Patrick Roland Cullinan | |
---|---|
Born | Pretoria, South Africa | 25 May 1933
Died | 14 April 2011 Cape Town, South Africa | (aged 77)
Occupation | Poet, biographer |
Nationality | South African |
Relatives | Sir Thomas Cullinan (grandfather) |
Patrick Roland Cullinan (21 May 1932 – 14 April 2011) was a South African poet and biographer.

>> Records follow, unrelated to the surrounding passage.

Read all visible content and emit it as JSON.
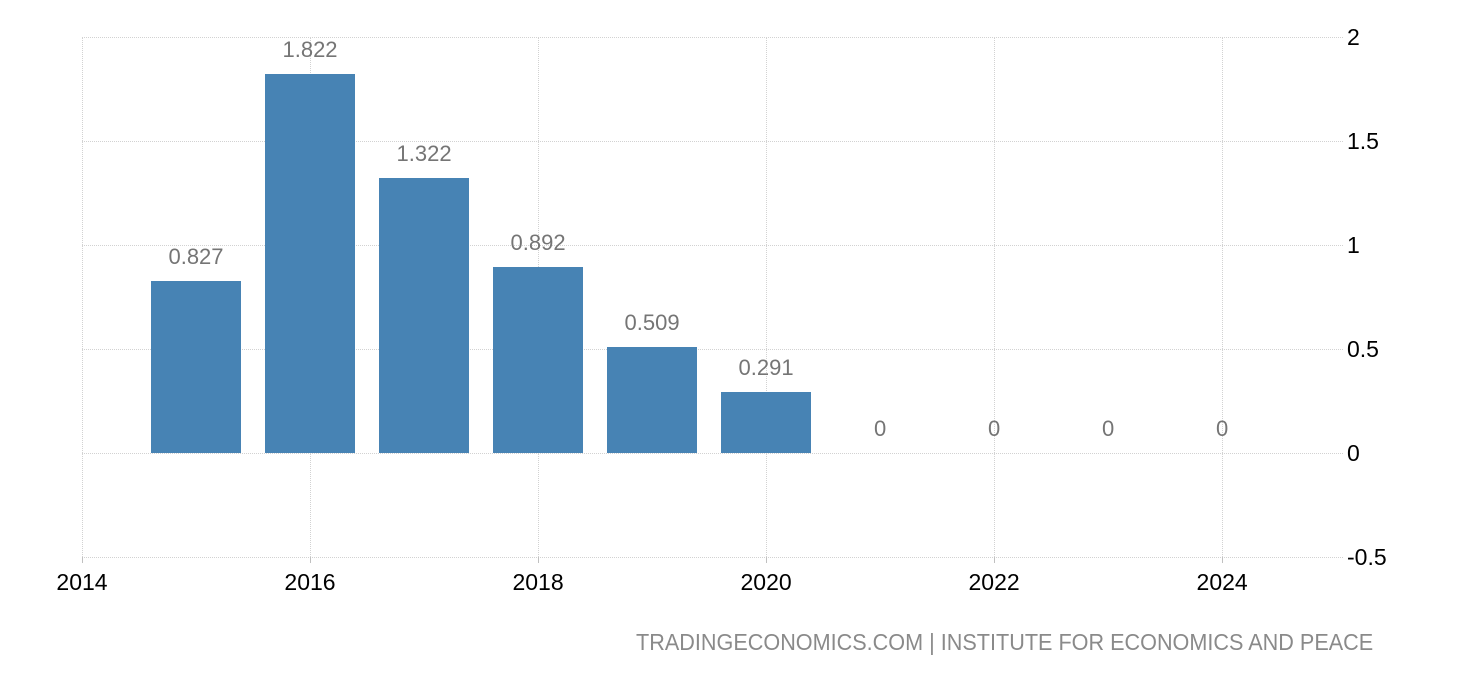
{
  "chart_data": {
    "type": "bar",
    "title": "",
    "xlabel": "",
    "ylabel": "",
    "x": [
      2015,
      2016,
      2017,
      2018,
      2019,
      2020,
      2021,
      2022,
      2023,
      2024
    ],
    "values": [
      0.827,
      1.822,
      1.322,
      0.892,
      0.509,
      0.291,
      0,
      0,
      0,
      0
    ],
    "value_labels": [
      "0.827",
      "1.822",
      "1.322",
      "0.892",
      "0.509",
      "0.291",
      "0",
      "0",
      "0",
      "0"
    ],
    "x_tick_years": [
      2014,
      2016,
      2018,
      2020,
      2022,
      2024
    ],
    "x_tick_labels": [
      "2014",
      "2016",
      "2018",
      "2020",
      "2022",
      "2024"
    ],
    "y_tick_values": [
      2,
      1.5,
      1,
      0.5,
      0,
      -0.5
    ],
    "y_tick_labels": [
      "2",
      "1.5",
      "1",
      "0.5",
      "0",
      "-0.5"
    ],
    "xlim": [
      2014,
      2025.06
    ],
    "ylim": [
      -0.5,
      2
    ],
    "grid": "dotted",
    "legend": false,
    "y_axis_side": "right"
  },
  "colors": {
    "bar": "#4783b4",
    "grid": "#d2d2d2",
    "tick": "#c0c0c0",
    "axis_text": "#000000",
    "value_label": "#757575",
    "footer_text": "#8a8a8a",
    "background": "#ffffff"
  },
  "footer": {
    "source_text": "TRADINGECONOMICS.COM | INSTITUTE FOR ECONOMICS AND PEACE"
  }
}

He was born in Pretoria into a significant diamond-mining family (his grandfather, Sir Thomas Cullinan, a diamond mine owner, gave his name to the Cullinan Diamond) and Patrick attended Charterhouse School and Magdalen College, University of Oxford in England (where he read Italian and Russian). After his studies, he returned to South Africa, where he worked as a sawmill owner and farmer in the Eastern Transvaal. With Lionel Abrahams, he founded the Bateleur Press in 1974, and the literary journal The Bloody Horse: Writings and the Arts in 1980. Through the journal (the title taken from a poem by Roy Campbell) Cullinan sought to re-establish the standing of poetry in South Africa. Influences included John Betjeman, W. B. Yeats, Eugenio Montale, Rimbaud, and Dante.